Cardinal Gianfranco Ravasi, the council’s president, said often it seems young people are disconnected from the real world around them, with eyes glued to smartphones and ears muffled by headphones.

“In a certain sense they have put up a shield of self-exclusion” not only against “the unbearable social, political and religious difficulties we adults have created,” but also because “we have excluded them with our corruption and hypocrisy, precarious employment, unemployment and alienation,” he said.

Young people are passionate about many things and are often hiding their own genuine sense of spirituality, sincerity and freedom “under the guise of apparent indifference,” the cardinal said.

The more the church’s message is “out there,” he said, the more likely someone will come upon it and decide to explore it.

Antonielli said to overcome this indifference, it’s necessary to anticipate and be ready for what young people need and are looking for.

He said he was searching for the meaning of life and other important questions during his time at college.
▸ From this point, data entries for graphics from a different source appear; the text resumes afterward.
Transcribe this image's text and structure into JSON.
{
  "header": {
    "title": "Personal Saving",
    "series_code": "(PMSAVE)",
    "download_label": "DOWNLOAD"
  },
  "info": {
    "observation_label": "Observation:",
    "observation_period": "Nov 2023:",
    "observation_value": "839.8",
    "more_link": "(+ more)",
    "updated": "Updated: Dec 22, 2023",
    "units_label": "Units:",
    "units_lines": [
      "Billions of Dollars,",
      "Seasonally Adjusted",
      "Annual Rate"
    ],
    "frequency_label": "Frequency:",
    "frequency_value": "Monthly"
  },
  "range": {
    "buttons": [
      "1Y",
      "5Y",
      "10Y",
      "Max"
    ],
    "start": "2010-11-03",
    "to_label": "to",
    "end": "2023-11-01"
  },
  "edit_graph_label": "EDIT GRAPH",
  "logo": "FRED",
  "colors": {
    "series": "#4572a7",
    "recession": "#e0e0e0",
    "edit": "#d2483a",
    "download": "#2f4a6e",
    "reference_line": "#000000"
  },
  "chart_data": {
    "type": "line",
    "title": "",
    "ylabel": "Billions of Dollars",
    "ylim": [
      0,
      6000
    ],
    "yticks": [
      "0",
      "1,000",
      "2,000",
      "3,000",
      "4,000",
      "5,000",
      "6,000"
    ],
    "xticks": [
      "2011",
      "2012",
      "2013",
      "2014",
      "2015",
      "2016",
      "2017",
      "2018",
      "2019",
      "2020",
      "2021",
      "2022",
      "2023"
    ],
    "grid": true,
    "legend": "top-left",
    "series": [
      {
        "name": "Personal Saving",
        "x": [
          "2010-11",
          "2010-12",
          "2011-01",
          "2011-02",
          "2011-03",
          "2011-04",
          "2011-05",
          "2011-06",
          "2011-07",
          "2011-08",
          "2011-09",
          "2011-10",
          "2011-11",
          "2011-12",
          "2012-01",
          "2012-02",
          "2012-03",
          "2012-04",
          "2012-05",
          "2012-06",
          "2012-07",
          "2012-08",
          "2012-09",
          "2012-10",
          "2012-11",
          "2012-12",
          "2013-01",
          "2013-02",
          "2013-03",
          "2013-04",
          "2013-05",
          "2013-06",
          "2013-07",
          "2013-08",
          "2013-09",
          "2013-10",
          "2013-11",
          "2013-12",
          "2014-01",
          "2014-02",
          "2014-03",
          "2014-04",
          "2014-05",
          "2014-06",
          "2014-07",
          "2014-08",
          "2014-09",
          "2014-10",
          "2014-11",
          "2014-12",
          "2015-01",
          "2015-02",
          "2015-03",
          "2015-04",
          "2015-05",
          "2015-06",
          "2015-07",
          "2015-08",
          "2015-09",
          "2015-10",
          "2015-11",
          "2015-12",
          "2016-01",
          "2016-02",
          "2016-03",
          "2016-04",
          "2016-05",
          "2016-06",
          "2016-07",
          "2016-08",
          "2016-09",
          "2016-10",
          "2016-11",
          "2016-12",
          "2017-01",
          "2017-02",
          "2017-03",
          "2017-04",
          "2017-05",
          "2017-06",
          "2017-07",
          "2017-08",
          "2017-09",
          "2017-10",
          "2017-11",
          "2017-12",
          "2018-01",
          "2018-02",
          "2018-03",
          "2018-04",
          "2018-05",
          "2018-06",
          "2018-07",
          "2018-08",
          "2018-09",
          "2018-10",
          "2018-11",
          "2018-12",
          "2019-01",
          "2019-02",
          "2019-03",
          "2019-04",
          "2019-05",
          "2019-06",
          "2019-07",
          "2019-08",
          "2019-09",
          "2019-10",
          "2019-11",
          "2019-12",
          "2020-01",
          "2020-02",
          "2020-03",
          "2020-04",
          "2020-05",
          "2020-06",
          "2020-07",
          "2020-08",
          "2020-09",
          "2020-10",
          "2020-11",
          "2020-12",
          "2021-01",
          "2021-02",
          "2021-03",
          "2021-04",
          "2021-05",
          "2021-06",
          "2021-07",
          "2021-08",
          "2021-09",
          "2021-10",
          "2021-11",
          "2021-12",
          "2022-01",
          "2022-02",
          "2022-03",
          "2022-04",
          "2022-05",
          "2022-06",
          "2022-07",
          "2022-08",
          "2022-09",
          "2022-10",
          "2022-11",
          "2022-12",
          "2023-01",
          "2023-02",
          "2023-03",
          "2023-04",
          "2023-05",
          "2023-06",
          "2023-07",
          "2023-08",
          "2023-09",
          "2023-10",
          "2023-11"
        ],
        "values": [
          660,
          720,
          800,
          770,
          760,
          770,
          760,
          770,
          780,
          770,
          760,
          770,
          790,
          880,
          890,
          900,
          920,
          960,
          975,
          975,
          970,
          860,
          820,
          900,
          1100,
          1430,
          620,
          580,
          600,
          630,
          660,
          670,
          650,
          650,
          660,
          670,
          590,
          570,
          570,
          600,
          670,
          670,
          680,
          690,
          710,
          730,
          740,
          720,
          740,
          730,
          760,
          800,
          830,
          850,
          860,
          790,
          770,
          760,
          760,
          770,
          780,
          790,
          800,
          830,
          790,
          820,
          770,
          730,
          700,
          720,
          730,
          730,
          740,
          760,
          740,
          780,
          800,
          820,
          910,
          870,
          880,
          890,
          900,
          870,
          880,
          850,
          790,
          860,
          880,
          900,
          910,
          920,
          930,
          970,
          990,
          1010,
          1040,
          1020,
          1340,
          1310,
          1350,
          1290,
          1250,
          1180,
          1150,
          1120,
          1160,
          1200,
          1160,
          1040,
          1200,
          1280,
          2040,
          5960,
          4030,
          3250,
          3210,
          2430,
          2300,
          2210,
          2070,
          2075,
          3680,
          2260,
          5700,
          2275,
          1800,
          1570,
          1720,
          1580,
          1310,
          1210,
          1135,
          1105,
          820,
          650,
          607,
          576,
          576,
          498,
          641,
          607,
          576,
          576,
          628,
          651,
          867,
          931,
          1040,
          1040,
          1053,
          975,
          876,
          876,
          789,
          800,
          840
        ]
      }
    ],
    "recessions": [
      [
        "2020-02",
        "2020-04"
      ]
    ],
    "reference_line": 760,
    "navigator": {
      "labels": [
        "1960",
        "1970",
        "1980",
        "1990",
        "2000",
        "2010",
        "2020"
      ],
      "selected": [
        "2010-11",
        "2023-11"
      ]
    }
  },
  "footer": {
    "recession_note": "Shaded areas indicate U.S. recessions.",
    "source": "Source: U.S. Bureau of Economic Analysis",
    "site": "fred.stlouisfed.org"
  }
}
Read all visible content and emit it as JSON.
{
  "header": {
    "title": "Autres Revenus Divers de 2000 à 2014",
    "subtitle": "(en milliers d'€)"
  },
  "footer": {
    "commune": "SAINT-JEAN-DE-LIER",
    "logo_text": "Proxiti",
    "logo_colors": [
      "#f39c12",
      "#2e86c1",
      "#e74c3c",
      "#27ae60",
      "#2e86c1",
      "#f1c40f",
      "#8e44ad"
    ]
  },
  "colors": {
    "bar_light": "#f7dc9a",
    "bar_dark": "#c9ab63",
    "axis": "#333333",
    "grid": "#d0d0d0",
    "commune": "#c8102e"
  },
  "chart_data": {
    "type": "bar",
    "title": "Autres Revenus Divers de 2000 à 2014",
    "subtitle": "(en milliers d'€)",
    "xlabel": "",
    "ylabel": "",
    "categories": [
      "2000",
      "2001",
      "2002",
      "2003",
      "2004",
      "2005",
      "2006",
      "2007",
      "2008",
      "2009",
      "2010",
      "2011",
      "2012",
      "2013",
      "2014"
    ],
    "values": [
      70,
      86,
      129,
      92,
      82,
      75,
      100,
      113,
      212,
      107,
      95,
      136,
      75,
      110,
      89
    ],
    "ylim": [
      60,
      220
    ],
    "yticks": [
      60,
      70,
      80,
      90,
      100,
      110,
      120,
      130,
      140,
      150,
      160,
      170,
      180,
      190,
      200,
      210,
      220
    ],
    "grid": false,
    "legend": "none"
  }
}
Instead of finding answers, he stumbled upon even more questions and was never actively approached with the church’s message.

“The church today surely risks making little impact because young people don’t ask questions anymore; however, they nonetheless want answers with one click,” he said.

The church needs to have “a huge presence” in a world awash with choices “because few will see or hear just one pearl dropped in a pool.” The more the church’s message is “out there,” he said, the more likely someone will come upon it and decide to explore it.

This means the church needs to translate its values and teachings into simply understood terms and concrete actions, he said.

Antonielli, who majored in philosophy, said he needed to refer back to Plato, Aristotle, St. Thomas Aquinas and other thinkers of the past to decipher some of the fundamental principles of Christianity. He said he doubted there are many others who would put in the same kind of effort.

“If we don’t go to Mass every Sunday, it’s because the priest’s ‘lecture’ tells me nothing, it doesn’t resonate with me, doesn’t speak my language,” he said.

The church needs to make the Gospel message more understandable, with rational explanations that are both simple and quick, and deep and meaningful at the same time, he said.

While the church needs to be more present where young people are “in the digital habitat,” it cannot forgo the power of human communion, he said.

Religious and lay Catholics also need to translate what the church teaches concretely into their everyday lives by being credible witnesses, he added.

Both Antonielli and Bemahazaka said they found the church to be most effectively present in Catholics who approached them or showed them what true friendship and fellowship is, rather than being swayed by someone who just made dogmatic pronouncements.

“What helped me most was contact with others, especially other young people,” who were active in Catholic groups and volunteer associations, Bemahazaka said. Their presence and activities gave her ways to actually become part of a faith-based community, she said.

Portuguese Bishop Carlos Alberto Moreira Azevedo said there is a real “cultural battle” in creating the right kind of conditions to help people encounter Christ.

“There’s a low birthrate in generating faith, too,” he said.

The church needs to figure out why its efforts have sometimes failed and what has “dug the divide between youth and the church,” he said.

Today’s adults either “don’t know how to or don’t have time to take care of their own faith and grow in the faith” so as to show young people the way, the bishop said.